O Comboio do Medo é protagonizado por quatro párias, fugitivos de diferentes partes do mundo (Estados Unidos, França, Israel e México) que se encontram num vilarejo sul-americano e buscam redenção na realização de um serviço aparentemente impossível: transportar dois caminhões de nitroglicerina em meio à selva, para pôr fim à explosão de um tanque de petróleo. Friedkin abre seu filme com um prólogo impressionante, em que apresenta detidamente cada um dos personagens e as ações que os levaram até o exílio nessa espécie de purgatório terceiro-mundista. O diretor ousa ao dedicar tempo considerável a atores desconhecidos cujas histórias se desenrolam em outros idiomas que não o inglês (já que os três primeiros segmentos desse prólogo se passam no México, em Israel e na França, respectivamente), para só em seguida introduzir o personagem de Roy Scheider, criminoso que tem de fugir de New Jersey após ser jurado de morte por um mafioso. A apresentação de Jackie Scanlon (Scheider), aliás, tem uma vibração, sobretudo na violentíssima sequência de perseguição de carros, que remete diretamente aos melhores momentos de Operação França.

O que ocorre daí em diante é a mais pura insanidade friedkiniana. Scanlon, Victor Manzon (Bruno Cremer), Nilo (Francisco Rabal) e Kassem (Amidou) se embrenham na mata com caminhões caindo aos pedaços, flertando o tempo inteiro com a morte e com a loucura.
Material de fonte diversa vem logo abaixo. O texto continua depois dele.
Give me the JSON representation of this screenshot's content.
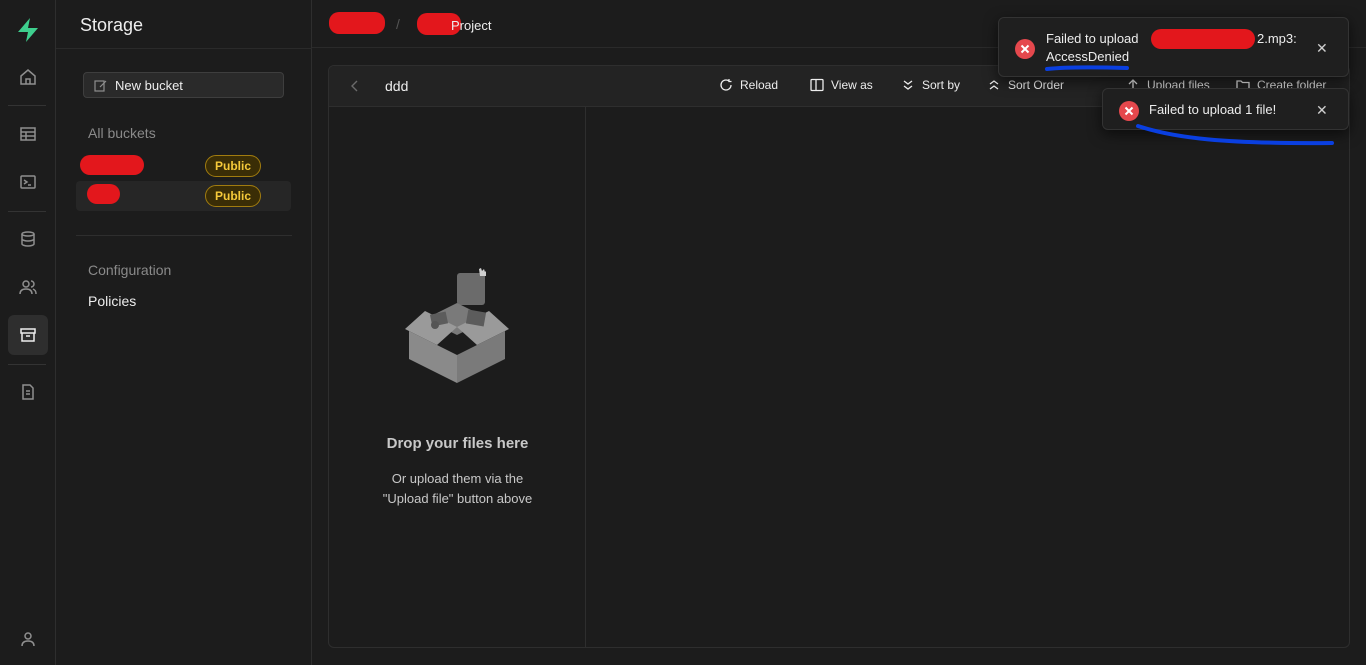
{
  "sidebar": {
    "title": "Storage",
    "new_bucket_label": "New bucket",
    "all_buckets_label": "All buckets",
    "buckets": [
      {
        "badge": "Public"
      },
      {
        "badge": "Public"
      }
    ],
    "configuration_label": "Configuration",
    "policies_label": "Policies"
  },
  "header": {
    "separator": "/",
    "project_suffix": "Project"
  },
  "explorer": {
    "folder_name": "ddd",
    "toolbar": {
      "reload": "Reload",
      "view_as": "View as",
      "sort_by": "Sort by",
      "sort_order": "Sort Order",
      "upload_files": "Upload files",
      "create_folder": "Create folder"
    },
    "dropzone": {
      "title": "Drop your files here",
      "subtitle": "Or upload them via the \"Upload file\" button above"
    }
  },
  "toasts": [
    {
      "message_prefix": "Failed to upload",
      "message_suffix": "2.mp3:",
      "message_line2": "AccessDenied",
      "close": "✕"
    },
    {
      "message": "Failed to upload 1 file!",
      "close": "✕"
    }
  ],
  "colors": {
    "brand": "#3ecf8e",
    "error": "#e5484d",
    "badge_text": "#f5c93a",
    "annotation_blue": "#0a3fe0",
    "redaction": "#e3171c"
  },
  "icons": {
    "rail": [
      "supabase-logo-icon",
      "home-icon",
      "table-icon",
      "terminal-icon",
      "database-icon",
      "users-icon",
      "storage-icon",
      "document-icon",
      "user-icon"
    ]
  }
}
Toda essa segunda metade de O Comboio do Medo é absurdamente tensa e angustiante, mas Friedkin passa dos limites em dois momentos específicos: o da célebre travessia da ponte, quando o diretor desaba como uma força da natureza sobre seus atores/personagens; e aquele em que esses personagens têm que explodir uma imensa árvore em seu caminho, brilhante exercício de construção da tensão por meio da montagem e do uso de silêncios e pequenos ruídos.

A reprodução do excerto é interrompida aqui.